Tak hanya menjadi anggota TNI saja yang memiliki pertimbangan jika salah berperilaku. Menjadi istri seorang prajurit TNI, rupanya juga harus bertanggung jawab yang tak mudah.
Setelah menikah nanti, istri para prajurit TNI akan tergabung dalam organisasi bernama Persit (tentara persatuan istri) Kartika Chandra Kirana untuk TNI AD, Pia Ardhya Garini untuk TNI AU, dan Jalasenastri untuk TNI AL. Salah satu tugas mereka adalah mendampingi kinerja sang suami.
Tidak hanya itu, menjadi bagian dari keluarga TNI juga harus mengamalkan sapta marga TNI. Salah satunya adalah ideologi bangsa.
dan syarat " yang harus kembali Rini dan Ansar lakukan ."
Nah, sebelum jadi istri, rupanya ada yang mau dijalani. Tak hanya itu, calon istri anggota TNI juga harus memenuhi 16 syarat yang sudah ditentukan.
Apa saja syarat-syarat tersebut?
Surat permohonan izin menikah. Surat ini harus diurus oleh calon suami sebagai anggota TNI yang ditandatangani oleh komandan kompi. Surat ini harus diperbanyak sebanyak sepuluh lembar.

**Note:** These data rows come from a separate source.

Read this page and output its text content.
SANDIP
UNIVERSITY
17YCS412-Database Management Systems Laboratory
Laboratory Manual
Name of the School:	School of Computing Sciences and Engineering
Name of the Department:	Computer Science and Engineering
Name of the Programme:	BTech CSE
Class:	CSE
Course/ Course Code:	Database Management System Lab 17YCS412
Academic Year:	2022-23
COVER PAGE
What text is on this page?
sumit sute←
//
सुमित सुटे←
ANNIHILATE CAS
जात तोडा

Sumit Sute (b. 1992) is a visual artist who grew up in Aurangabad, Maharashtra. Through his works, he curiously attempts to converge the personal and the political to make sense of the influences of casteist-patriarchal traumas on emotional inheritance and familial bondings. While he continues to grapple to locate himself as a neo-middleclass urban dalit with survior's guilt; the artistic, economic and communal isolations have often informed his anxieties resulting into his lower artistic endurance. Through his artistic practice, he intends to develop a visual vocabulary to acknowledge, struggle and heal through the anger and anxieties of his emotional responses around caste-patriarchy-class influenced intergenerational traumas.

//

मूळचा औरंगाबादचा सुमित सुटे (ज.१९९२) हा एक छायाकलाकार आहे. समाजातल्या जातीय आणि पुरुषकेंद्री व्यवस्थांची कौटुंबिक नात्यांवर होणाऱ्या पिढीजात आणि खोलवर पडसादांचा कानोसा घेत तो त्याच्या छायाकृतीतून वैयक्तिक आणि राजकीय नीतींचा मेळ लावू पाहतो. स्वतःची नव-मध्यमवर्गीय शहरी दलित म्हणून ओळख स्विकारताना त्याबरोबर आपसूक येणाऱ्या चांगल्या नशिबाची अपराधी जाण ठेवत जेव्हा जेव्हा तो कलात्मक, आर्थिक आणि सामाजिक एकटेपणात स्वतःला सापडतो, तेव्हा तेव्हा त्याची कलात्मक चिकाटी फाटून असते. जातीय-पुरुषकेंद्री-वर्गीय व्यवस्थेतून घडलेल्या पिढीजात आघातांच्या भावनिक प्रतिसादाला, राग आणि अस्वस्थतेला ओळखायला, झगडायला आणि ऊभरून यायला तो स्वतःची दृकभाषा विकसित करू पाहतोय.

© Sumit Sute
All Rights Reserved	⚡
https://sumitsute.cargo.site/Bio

Surat kesanggupan calon istri. Surat ini harus ditandatangani oleh calon istri dan juga telah diberi materai 6.000 dan diakui oleh aparat desa setempat.
Surat persetujuan orang tua atau wali calon istri yang ditandatangani oleh orang tua. Surat ini juga harus diakui oleh pemerintah desa domisili orang tua atau wali calon istri.
Surat Keterangan belum menikah. Surat ini oleh pemerintah desa setempat atau KUA lokal.
Surat Keterangan menetap orang tua dan orang tua calon istri. Surat ini diketahui oleh aparat desa dari orang tua atau wali.
__ADS_1
Surat bentuk sampul D. Surat ini dapat diperoleh dari kodim atau koramil di domisili calon istri dan orang tua. Surat ini ditujukan untuk Komandan Kodim, Pasi Intel, Pasi Ter, dan Danramil. Surat ini diperlukan untuk mencari tahu apakah calon istri atau calon mertua tidak pernah mengikuti gerakan atau organisasi mengambil alih NKRI.
Dokumen N1 untuk menyetujui surat yang akan disetujui yang disetujui dan ditandatangani oleh aparat desa.
Dokumen N2 untuk menyatakan asal – usul calon istri dan yang diakui pemerintah desa.
Dokumen N4 untuk menyetujui keterangan tentang calon pendaftar yang diakui oleh aparat desa setempat.
Surat Pernyataan dari calon istri dan calon suami yang diketahui oleh aparat desa setempat.
SKCK calon istri dan kedua orang tua.
Akta kelahiran calon suami dan calon istri.
Fotokopi KTP calon istri dan kedua orang tua calon istri.
Pas foto gandeng 6 × 9 menggunakan pakaian PDH dan Persit tanpa lencana berlatar biru sebanyak 12 lembar.
Pas foto calon istri 4 × 6 menggunakan pakaian Persit sebanyak lima lembar.
Setelah seluruh dokumen lengkap, calon istri anggota TNI harus berhadapan dengan calon bersama. Di sana, dia harus mengikuti ujian tertentu seperti:
__ADS_1
Pemeriksaan Penelitian Khusus
Calon istri akan membahas soal pengetahuan umum dan kewarganegaraan serta pandangan tentang organisasi ilegal di NKRI.
Pemeriksaan Kesehatan
Tes kesehatan ini biasanya dilakukan di RS TNI. Calon calon mempelai harus melakukan pemeriksaan kesehatan lengkap.
Pembinaan Mental
Kedua calon mempelai akan menghadap ke Disbintal TNI untuk mendapatkan pembinaan sebelum menikah. Mereka akan diberikan pertanyaan tentang masing-masing pertanyaan.
Setelah itu, kedua mempelai juga akan mendapatkan nasihat dari petugas terkait bagaimana meminta bahtera rumah tangga.
Menghadap ke Pejabat Kesatuan
Setelah semua tes dijalani, peserta harus melaporkan hal tersebut.
Menikah Secara Catatan Sipil
Begitu persyaratan kedinasan telah dijalani dan disetujui, dapat diterima dengan catatan sipil.